I received the following question from a reader:
When working with a contract that (1) comes from the other side, (2) is not game for complete redrafting, and (3) is in legalese, not English, do you suggest trying to adopt the conventions you find there (if there are any), or do you think it’s clearer to write the changes in English without regard to the mess around them?
So you’ve reviewed a contract and you want to add some language to reflect adjustments to the deal and to fix some problems. (Sensibly, you don’t want to waste your time or drive the other side insane with rage, so you’re not going to fix stuff that’s awkward but doesn’t affect the deal or pose a risk of confusion.)
But the draft you reviewed expresses the deal in traditional contract legalese, with all the shortcomings that entails.
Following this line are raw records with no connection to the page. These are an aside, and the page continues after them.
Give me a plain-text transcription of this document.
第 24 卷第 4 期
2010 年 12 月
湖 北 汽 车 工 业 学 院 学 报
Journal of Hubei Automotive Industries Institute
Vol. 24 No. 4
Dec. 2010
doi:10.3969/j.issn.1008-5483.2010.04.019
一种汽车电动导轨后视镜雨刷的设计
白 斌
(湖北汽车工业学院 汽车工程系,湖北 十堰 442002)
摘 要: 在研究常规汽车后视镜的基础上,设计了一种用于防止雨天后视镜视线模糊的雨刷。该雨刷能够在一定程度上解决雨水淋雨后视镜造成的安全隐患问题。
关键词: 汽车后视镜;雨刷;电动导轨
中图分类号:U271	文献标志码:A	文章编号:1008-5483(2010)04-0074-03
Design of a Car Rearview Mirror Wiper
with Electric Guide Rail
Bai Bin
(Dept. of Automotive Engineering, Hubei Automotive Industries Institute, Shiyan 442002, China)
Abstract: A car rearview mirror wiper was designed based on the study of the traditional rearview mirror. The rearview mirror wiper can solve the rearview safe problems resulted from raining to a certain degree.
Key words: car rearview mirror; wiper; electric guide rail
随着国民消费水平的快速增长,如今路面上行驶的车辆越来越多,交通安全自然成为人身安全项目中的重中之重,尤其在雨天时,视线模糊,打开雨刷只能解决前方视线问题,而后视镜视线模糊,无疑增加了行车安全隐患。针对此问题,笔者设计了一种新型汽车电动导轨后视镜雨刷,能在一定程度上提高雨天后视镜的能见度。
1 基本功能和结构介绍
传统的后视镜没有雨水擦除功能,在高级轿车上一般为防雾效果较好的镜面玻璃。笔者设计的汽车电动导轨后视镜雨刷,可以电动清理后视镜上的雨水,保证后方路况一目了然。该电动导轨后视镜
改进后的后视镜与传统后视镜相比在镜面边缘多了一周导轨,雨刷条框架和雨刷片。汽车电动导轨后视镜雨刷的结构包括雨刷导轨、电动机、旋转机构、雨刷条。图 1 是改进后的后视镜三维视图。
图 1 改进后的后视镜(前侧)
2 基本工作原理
In formulating your new language, do you match the language used in the contract, or do you use clearer conventions?
I say use clear language. (In my world, that means following the guidelines in MSCD.)
That’s because traditional contract legalese is a mess. It’s marked by the absence of conventions (see for example the chaotic verb structures) and misbegotten conventions (see for example the ostensible distinction between best efforts and reasonable efforts). It follows that anything that apes traditional contract legalese will necessarily be a mess too.
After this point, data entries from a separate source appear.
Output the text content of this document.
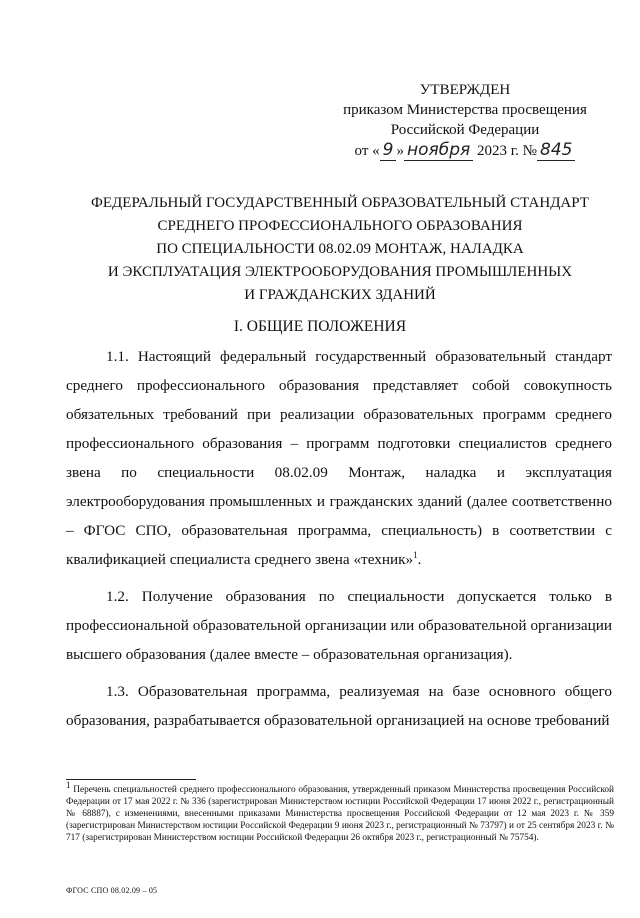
УТВЕРЖДЕН
приказом Министерства просвещения
Российской Федерации
от « 9 » ноября 2023 г. № 845
ФЕДЕРАЛЬНЫЙ ГОСУДАРСТВЕННЫЙ ОБРАЗОВАТЕЛЬНЫЙ СТАНДАРТ
СРЕДНЕГО ПРОФЕССИОНАЛЬНОГО ОБРАЗОВАНИЯ
ПО СПЕЦИАЛЬНОСТИ 08.02.09 МОНТАЖ, НАЛАДКА
И ЭКСПЛУАТАЦИЯ ЭЛЕКТРООБОРУДОВАНИЯ ПРОМЫШЛЕННЫХ
И ГРАЖДАНСКИХ ЗДАНИЙ
I. ОБЩИЕ ПОЛОЖЕНИЯ

1.1. Настоящий федеральный государственный образовательный стандарт среднего профессионального образования представляет собой совокупность обязательных требований при реализации образовательных программ среднего профессионального образования – программ подготовки специалистов среднего звена по специальности 08.02.09 Монтаж, наладка и эксплуатация электрооборудования промышленных и гражданских зданий (далее соответственно – ФГОС СПО, образовательная программа, специальность) в соответствии с квалификацией специалиста среднего звена «техник»$^1$.

1.2. Получение образования по специальности допускается только в профессиональной образовательной организации или образовательной организации высшего образования (далее вместе – образовательная организация).

1.3. Образовательная программа, реализуемая на базе основного общего образования, разрабатывается образовательной организацией на основе требований

$^1$ Перечень специальностей среднего профессионального образования, утвержденный приказом Министерства просвещения Российской Федерации от 17 мая 2022 г. № 336 (зарегистрирован Министерством юстиции Российской Федерации 17 июня 2022 г., регистрационный № 68887), с изменениями, внесенными приказами Министерства просвещения Российской Федерации от 12 мая 2023 г. № 359 (зарегистрирован Министерством юстиции Российской Федерации 9 июня 2023 г., регистрационный № 73797) и от 25 сентября 2023 г. № 717 (зарегистрирован Министерством юстиции Российской Федерации 26 октября 2023 г., регистрационный № 75754).
ФГОС СПО 08.02.09 – 05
When adding clearer language to legalese, make sure that your usages don’t conflict with other usages in the contract. For example, if you add a provision that uses indemnify and elsewhere the contract uses indemnify and hold harmless, that could conceivably tempt a judge to decide that the parties had somehow intended two different standards. When you see such inconsistencies, make conforming changes elsewhere in the contract so that your usage prevails. But if the distinction between usages is trivial, you might want to score diplomacy points by going with the other side’s usage.
Don’t get carried away in seeking consistency. For example, just because in your added provisions you use shall only to impose an obligation on a party that’s the subject of a sentence, that’s not reason enough to overhaul verb structures throughout the contract. But in any review I’d be on the lookout for problematic verb structures, for example conditions that use shall and so would likely be interpreted as obligations.
Your new language should use any defined terms defined elsewhere; if they’re problematic, fix them throughout the draft. And if you’re defining new terms, observe the conventions used elsewhere in the contact, unless they’re sufficiently problematic that you need to change them.
As regards the look of the document, normally you’d observe the conventions used in the draft. For example, I wouldn’t recommend using a different font for your added language! But if the enumeration scheme particularly shambolic, I wouldn’t hesitate to use my own scheme for added provisions.
Part of the challenge here is getting your language past the other attorneys. Attorneys who use “legalese” often think that they need to write this way to conform to judicial interpretations of past contracts. Consequently, their effort will be to try to convert your language into their preferred way of writing.